I could keep picking on the arguments of the few remaining dead-enders — did you know that Marc Danzinger is still blogging, with Weber quotes of no discernible relevance? — but I thought I would check back on the Slate year-after “reconsideration” by the Bush administration’s liberal stooges to trace the lineage of the bad arguments still being made by the Roger Cohens of the world. Let’s hear first from Paul Berman:
I never did think that Saddam’s weapons were sufficient grounds for war. I even said so here, in Slate, before the war. If WMD were the problem, containment and deterrence were the solution. But I can understand, sort of, why Bush and Blair ended up harping on the weapons issue, and why the Bush administration kept hinting at conspiracies that probably never existed. I don’t defend Bush and Blair for speaking in these ways, and I hope that future elections will show that Bush has been punished for his misdeeds, and Blair has not. But I can imagine what drove them to do this.
See, the problem is that Berman apparently had never considered that the administration sold the war in this way not to provide a clever sales job for their secret liberal-hawk-approved humaritarian war, but because they actually believed what they were saying. More to the point, one might have thought by by early 2004 it would have been obvious that irrespective of their motivations their war plan was consistent with the objective of disarming a regime with nothing to disarm but utterly inconsistent with an ambitious nation-building plan. This kind of thing remains the ultimate in “liberal hawk” solipsism: projecting a different war with different objectives that you support onto the administration and then supporting that. Of course, Berman’s conceptualization of the problem is so confused that one hardly knows what the objectives should have been:
What was the reason for the war in Iraq? Sept. 11 was the reason. At least to my mind it was. Sept. 11 showed that totalitarianism in its modern Muslim version was not going to stop at slaughtering millions of Muslims, and hundreds of Israelis, and attacking the Indian government, and blowing up American embassies. The totalitarian manias were rising, and the United States itself was now in danger. A lot of people wanted to respond, as any mayor would do, by rounding up a single Bad Guy, Osama.

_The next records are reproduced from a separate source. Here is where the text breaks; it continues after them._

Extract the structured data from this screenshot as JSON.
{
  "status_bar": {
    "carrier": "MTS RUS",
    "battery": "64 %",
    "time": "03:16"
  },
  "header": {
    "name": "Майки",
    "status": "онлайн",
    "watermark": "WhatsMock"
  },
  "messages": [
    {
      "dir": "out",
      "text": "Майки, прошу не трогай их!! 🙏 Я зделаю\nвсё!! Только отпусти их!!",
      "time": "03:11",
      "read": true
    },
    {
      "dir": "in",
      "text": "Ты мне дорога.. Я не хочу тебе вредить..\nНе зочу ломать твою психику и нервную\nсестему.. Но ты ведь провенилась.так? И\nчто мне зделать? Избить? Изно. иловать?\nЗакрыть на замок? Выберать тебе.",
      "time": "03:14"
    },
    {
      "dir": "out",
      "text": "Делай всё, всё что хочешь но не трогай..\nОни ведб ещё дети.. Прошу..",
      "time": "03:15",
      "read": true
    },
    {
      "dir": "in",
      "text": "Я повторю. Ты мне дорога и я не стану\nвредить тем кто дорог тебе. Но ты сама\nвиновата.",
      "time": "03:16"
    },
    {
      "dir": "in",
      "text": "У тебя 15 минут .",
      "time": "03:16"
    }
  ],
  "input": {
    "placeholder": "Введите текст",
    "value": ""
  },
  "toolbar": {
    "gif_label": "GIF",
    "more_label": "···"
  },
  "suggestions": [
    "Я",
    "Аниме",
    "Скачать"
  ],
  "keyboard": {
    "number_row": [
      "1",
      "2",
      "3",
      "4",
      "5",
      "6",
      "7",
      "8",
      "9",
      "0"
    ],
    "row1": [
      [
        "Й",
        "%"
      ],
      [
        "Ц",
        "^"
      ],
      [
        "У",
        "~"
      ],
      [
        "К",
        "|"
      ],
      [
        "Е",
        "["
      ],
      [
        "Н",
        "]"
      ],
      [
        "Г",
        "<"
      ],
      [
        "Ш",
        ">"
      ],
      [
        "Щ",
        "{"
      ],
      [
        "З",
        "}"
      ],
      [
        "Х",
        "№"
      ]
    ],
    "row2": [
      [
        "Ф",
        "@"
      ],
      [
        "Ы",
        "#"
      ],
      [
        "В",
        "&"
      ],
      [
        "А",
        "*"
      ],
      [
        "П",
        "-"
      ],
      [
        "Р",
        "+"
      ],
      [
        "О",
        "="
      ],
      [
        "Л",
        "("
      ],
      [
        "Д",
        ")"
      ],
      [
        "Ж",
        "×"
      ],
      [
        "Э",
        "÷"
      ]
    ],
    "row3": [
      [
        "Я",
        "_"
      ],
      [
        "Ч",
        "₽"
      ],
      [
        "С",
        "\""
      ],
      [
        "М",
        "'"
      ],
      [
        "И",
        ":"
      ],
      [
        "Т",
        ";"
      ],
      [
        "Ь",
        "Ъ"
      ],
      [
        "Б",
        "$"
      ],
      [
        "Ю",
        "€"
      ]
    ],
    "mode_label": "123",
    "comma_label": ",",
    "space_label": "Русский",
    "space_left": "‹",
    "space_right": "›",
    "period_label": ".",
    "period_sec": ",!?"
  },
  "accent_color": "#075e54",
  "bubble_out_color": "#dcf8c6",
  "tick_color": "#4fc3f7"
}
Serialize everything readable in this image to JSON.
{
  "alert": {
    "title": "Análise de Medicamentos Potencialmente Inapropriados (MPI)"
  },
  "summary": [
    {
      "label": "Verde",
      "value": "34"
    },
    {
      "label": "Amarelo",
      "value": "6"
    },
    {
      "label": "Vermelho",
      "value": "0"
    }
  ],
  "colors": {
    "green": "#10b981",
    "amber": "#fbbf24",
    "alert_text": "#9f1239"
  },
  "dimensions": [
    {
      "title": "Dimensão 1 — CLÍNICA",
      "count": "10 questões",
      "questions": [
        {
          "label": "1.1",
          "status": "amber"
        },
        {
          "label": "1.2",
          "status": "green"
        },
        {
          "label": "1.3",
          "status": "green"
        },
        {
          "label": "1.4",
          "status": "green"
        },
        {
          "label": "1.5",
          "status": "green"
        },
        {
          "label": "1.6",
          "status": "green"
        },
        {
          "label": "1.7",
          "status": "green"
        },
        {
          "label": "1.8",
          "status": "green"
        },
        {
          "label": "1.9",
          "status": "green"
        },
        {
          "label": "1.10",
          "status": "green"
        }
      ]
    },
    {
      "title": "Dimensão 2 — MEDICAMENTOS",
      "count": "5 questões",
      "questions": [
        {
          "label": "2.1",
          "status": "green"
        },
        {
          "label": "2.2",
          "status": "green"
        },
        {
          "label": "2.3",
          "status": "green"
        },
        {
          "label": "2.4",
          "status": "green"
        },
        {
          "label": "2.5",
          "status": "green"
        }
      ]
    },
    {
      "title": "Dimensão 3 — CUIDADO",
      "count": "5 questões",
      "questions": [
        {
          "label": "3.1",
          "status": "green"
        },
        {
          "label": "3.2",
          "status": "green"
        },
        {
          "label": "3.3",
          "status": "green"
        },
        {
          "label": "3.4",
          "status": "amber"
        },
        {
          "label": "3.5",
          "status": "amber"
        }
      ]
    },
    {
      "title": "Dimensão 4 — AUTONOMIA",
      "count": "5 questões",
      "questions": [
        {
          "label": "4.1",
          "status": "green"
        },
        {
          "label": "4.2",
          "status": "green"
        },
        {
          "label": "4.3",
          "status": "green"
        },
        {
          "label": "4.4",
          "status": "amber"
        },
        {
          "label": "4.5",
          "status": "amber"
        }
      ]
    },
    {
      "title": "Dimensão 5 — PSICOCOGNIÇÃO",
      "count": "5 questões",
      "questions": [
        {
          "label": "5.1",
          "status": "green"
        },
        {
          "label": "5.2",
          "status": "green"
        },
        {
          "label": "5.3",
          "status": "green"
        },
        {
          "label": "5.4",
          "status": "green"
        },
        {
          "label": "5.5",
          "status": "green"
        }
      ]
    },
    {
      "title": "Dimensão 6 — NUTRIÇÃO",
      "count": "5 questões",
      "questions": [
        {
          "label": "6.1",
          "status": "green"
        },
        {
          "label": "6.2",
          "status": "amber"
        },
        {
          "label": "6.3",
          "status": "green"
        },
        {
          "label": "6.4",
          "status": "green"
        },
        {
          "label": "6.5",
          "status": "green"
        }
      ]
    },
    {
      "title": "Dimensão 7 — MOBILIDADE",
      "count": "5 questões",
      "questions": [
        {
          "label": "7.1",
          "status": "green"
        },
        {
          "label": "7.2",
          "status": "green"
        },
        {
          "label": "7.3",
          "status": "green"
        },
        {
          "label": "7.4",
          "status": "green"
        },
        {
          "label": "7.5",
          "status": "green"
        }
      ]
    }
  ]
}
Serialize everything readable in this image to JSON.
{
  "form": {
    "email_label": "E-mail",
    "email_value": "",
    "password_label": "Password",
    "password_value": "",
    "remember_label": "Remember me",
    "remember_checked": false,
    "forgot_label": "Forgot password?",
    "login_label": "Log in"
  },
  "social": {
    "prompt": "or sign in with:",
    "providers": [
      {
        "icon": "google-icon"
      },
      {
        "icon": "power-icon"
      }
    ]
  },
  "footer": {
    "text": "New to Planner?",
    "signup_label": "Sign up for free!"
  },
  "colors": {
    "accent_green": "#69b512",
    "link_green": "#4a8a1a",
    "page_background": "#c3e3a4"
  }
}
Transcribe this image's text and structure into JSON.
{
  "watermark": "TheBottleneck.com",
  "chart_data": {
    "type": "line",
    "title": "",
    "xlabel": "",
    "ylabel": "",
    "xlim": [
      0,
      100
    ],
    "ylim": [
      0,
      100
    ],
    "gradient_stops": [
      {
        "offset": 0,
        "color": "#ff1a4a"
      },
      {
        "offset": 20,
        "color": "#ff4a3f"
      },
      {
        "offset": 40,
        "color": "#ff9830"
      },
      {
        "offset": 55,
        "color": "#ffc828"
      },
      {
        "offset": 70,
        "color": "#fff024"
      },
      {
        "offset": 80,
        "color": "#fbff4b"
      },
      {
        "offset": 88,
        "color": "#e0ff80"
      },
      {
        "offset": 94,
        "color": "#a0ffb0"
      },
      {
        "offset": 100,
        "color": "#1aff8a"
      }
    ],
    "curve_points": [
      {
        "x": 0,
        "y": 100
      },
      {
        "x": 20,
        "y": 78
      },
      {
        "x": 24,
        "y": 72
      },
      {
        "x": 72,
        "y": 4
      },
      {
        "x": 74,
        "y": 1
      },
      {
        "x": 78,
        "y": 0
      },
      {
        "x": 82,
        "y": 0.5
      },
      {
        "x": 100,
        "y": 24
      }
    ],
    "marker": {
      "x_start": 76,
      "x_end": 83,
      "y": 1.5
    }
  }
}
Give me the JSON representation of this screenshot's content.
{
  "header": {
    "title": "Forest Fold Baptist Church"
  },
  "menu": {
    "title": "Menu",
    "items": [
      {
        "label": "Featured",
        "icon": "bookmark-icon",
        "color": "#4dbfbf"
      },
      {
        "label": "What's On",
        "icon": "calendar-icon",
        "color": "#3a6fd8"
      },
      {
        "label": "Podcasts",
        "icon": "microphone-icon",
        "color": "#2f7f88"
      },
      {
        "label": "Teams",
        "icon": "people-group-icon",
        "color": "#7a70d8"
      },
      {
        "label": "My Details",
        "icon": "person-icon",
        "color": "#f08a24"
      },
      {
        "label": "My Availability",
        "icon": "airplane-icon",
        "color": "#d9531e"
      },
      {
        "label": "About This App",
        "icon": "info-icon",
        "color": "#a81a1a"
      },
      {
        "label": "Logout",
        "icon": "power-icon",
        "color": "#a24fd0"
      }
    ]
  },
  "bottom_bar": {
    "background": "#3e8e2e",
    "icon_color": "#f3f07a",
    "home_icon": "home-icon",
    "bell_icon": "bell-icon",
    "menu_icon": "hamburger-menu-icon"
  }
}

Obviously, this is a strawman; presumably deposing the Taliban, say, goes beyond “rounding up one bad guy.” But the larger problem is that this whole framework is not helpful in itself and does not provides any clue for why the Iraq War in particular was a good idea. In Stephen Holmes’s phrase, “Berman’s cultural and philosophical approach…raises the identification of Saddam and Osama, the tyrant and the terrorist, to a level of blurry abstraction that no facts can possibly refute.” All of which conceals that, in classic “liberal hawk” fashion, Berman never quite gets around to explaining how installing an Islamist quasi-state in Iraq would stop this “totalitarian menace.” Indeed, once you’ve conflated Islamism and secular Baathism as part of one great “totalitarian” threat, the argument for war completely collapses on itself; attacking the latter militarily just helps the former to no discernible purpose. But he knows that dictatorships are really bad, so this must be a serious argument!